Nunca me interessei em saber o que Selma fazia para conseguir dinheiro, ela também não me perturbava com o assunto, desde que ambos cumprissem com sua parte no acordo. Nosso relacionamento se resumia a companhia – nos admirávamos mutuamente – e uma fuga quase que incessante de ter que morar na rua. Talvez isso nos aproximasse. Sabíamos que a solidão, o abandono, às vezes são inevitáveis, isso não nos preocupava, talvez fossemos espécies que sabiam lidar com quase todos os tipos de adversidades – isso até mesmo nos alimentava – sem colocar em cheque nossa sanidade, mas inexplicavelmente ficávamos intimamente receosos com a chegada do momento em que nos sobrasse as calçadas e as marquises. Mesmo que não fosse uma situação inédita para ambos, a ideia nos deixava como crianças apavoradas e tínhamos vergonha de nos sentir assim. Quem sabe até merecíamos. Selma se dizia merecedora do infortúnio, que era um destino traçado a ela do qual não conseguiria fugir, não importava o que fizesse, estava jurada à rua, talvez por isso gostasse tanto de estar em bancos de praça.

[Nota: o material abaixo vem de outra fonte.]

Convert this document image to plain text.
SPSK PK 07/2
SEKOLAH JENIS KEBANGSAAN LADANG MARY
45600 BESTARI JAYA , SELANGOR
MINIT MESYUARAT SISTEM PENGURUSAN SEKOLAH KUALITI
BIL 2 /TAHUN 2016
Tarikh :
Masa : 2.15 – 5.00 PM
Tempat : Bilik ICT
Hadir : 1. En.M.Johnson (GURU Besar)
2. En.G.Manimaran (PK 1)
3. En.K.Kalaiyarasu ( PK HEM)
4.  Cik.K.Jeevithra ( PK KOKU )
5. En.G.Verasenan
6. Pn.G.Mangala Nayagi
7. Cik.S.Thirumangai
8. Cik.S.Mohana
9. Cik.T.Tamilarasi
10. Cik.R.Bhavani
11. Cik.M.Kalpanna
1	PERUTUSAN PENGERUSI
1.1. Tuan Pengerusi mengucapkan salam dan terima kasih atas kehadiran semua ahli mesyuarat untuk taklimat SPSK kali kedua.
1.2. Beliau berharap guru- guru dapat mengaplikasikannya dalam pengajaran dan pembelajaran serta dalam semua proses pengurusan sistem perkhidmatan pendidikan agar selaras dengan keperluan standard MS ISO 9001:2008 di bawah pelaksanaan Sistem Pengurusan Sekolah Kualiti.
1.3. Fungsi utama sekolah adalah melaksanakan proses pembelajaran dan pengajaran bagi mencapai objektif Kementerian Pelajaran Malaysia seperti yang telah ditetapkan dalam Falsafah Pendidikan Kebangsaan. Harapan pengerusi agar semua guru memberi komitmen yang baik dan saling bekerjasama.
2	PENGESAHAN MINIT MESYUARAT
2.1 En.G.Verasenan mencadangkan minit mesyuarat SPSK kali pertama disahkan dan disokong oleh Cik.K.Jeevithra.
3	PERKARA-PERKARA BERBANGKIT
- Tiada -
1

Por semanas, meses, seguimos nosso acordo sem atrasos. O quarto do Sete-Sete, apesar das paredes mofadas e do banheiro alagado, era um bom lugar. Tinha um cheiro inusitado, as quintas e sextas cheirava a água sanitária, que eu passava por todo o quarto para que nos desse alguma impressão de limpeza e uma mínima noção de higiene; a partir do final da tarde de sexta às madrugadas de quinta, cheirava uma mistura de cigarro, amônia, éster, cerveja e buchudinha. Nosso lar, meu e de Selma.

A intimidade e a rotina, nos criou algum tipo de elo, passamos a nos preocupar um com o outro. Às vezes quando nos excedíamos ao ponto de prever a morte, acordávamos no dia seguinte com uma necessidade urgente de praticar exercícios. Dávamos longas caminhadas, evitávamos o cigarro, a bebida e qualquer tipo de entorpecente durante a semana, o que culminava em um final de semana desregrado e infindável. Certo dia, Selma voltou animada da rua, havia descoberto no parque aulas grátis de aeróbica para idosos, deitou a cabeça no meu peito e me aconselhou a ir, que eu precisava, que iríamos juntos. A joguei para o lado e tivemos uma briga ferrenha, a chamei de velha, era ela quem beirava os 70, eu estava no meio dos 50, ela quem precisava de muletas e filas preferenciais. Selma chorava copiosamente me chamando de covarde, de iludido, mentiroso. Nas duas semanas seguintes fomos religiosamente as aulas, eu me dedicava por uns 20 minutos, o restante buscava algum banco próximo e ficava lendo até a aula terminar; mesmo assim Selma ficava satisfeita, entendíamos o limite um do outro, assim como as implicâncias e as ilusões também.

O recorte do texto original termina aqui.